The Italian soccer season is underway and this score is just in: Rioters and Looters 1, Civil Authority 0.
On a weekend when the sport should have been celebrating Jose Mourinho's Serie A debut as Inter Milan's coach and Brazilian superstar Ronaldinho's debut as an AC Milan player, it was left instead to the rabble to grab the headlines.
And it did.
Several hundred alleged fans of Napoli commandeered and subsequently vandalized a train taking them from Naples to Rome. The damage was estimated at $730,000 as the hooligans slashed seats, smashed windows and exploded firecrackers.

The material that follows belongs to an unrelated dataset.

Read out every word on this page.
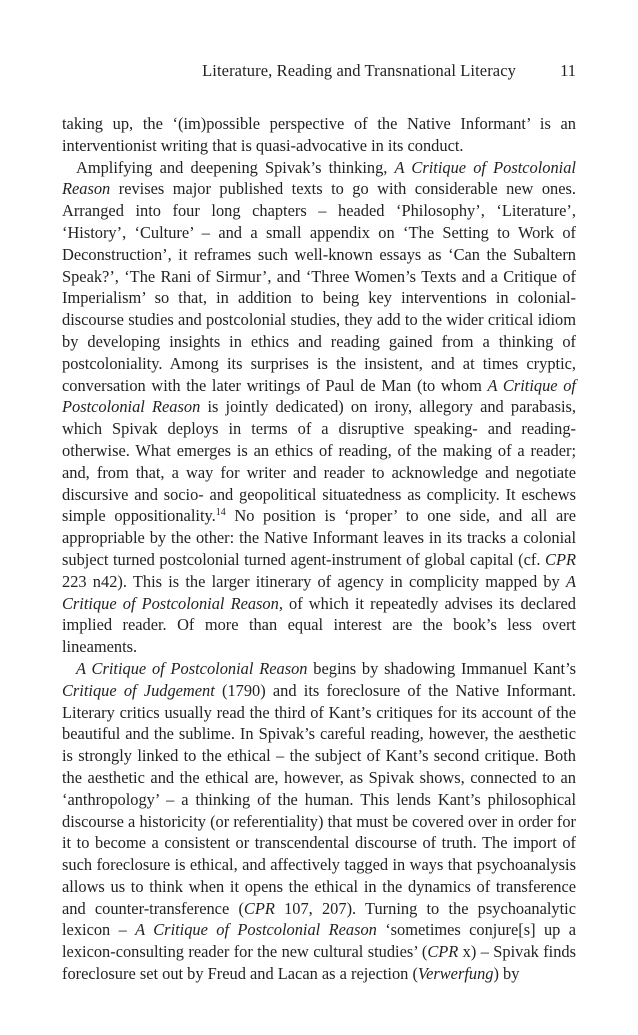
Literature, Reading and Transnational Literacy	11

taking up, the ‘(im)possible perspective of the Native Informant’ is an interventionist writing that is quasi-advocative in its conduct.

Amplifying and deepening Spivak’s thinking, A Critique of Postcolonial Reason revises major published texts to go with considerable new ones. Arranged into four long chapters – headed ‘Philosophy’, ‘Literature’, ‘History’, ‘Culture’ – and a small appendix on ‘The Setting to Work of Deconstruction’, it reframes such well-known essays as ‘Can the Subaltern Speak?’, ‘The Rani of Sirmur’, and ‘Three Women’s Texts and a Critique of Imperialism’ so that, in addition to being key interventions in colonial-discourse studies and postcolonial studies, they add to the wider critical idiom by developing insights in ethics and reading gained from a thinking of postcoloniality. Among its surprises is the insistent, and at times cryptic, conversation with the later writings of Paul de Man (to whom A Critique of Postcolonial Reason is jointly dedicated) on irony, allegory and parabasis, which Spivak deploys in terms of a disruptive speaking- and reading-otherwise. What emerges is an ethics of reading, of the making of a reader; and, from that, a way for writer and reader to acknowledge and negotiate discursive and socio- and geopolitical situatedness as complicity. It eschews simple oppositionality.$^{14}$ No position is ‘proper’ to one side, and all are appropriable by the other: the Native Informant leaves in its tracks a colonial subject turned postcolonial turned agent-instrument of global capital (cf. CPR 223 n42). This is the larger itinerary of agency in complicity mapped by A Critique of Postcolonial Reason, of which it repeatedly advises its declared implied reader. Of more than equal interest are the book’s less overt lineaments.

A Critique of Postcolonial Reason begins by shadowing Immanuel Kant’s Critique of Judgement (1790) and its foreclosure of the Native Informant. Literary critics usually read the third of Kant’s critiques for its account of the beautiful and the sublime. In Spivak’s careful reading, however, the aesthetic is strongly linked to the ethical – the subject of Kant’s second critique. Both the aesthetic and the ethical are, however, as Spivak shows, connected to an ‘anthropology’ – a thinking of the human. This lends Kant’s philosophical discourse a historicity (or referentiality) that must be covered over in order for it to become a consistent or transcendental discourse of truth. The import of such foreclosure is ethical, and affectively tagged in ways that psychoanalysis allows us to think when it opens the ethical in the dynamics of transference and counter-transference (CPR 107, 207). Turning to the psychoanalytic lexicon – A Critique of Postcolonial Reason ‘sometimes conjure[s] up a lexicon-consulting reader for the new cultural studies’ (CPR x) – Spivak finds foreclosure set out by Freud and Lacan as a rejection (Verwerfung) by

Four railway workers were injured.
Other troublemakers inflicted $88,000 worth of damage to buses in Rome, where police arrested five people before AS Roma's 1-1 tie with Napoli.
In the usual too-little-too-late apology that comes out of Italian soccer headquarters with increasing frequency these days, Giancarlo Abete, president of the soccer federation, appealed for a crackdown "against these delinquents who ruin the image of football on a national and international level," saying, "football is not represented by these people."
Oh, but it is. And unless Italian authorities do more than turn a blind eye to the hooliganism that has plagued the country and the sport for several seasons, Italian soccer will find itself increasingly the target of scorn and ridicule outside Italy.
Given the incidents on the opening weekend of the nine-month season, it might well be time for UEFA, soccer's European governing body, to consider banning Italian teams from European competition -- either on a case-by-case basis or in total -- just as it did when English fans were running riot years ago.
Certainly, there was little done by Italian authorities in Naples when the hooligans took over the train, boarding without tickets and then fighting with police and railway workers.
Instead of doing the sensible thing and keeping the train in Naples while arresting the troublemakers, police instead advised law-abiding and fare-paying passengers to disembark and take other trains.
Incredibly, they then allowed the train to leave for Rome, with the hooligans on board, claiming that the decision was made for public security reasons.
What utter nonsense.
"It is disgusting that a group of thugs could be allowed to do this to us," one dislodged female passenger said.
She was correct, but in Naples these days, thugs appear to have more rights than citizens.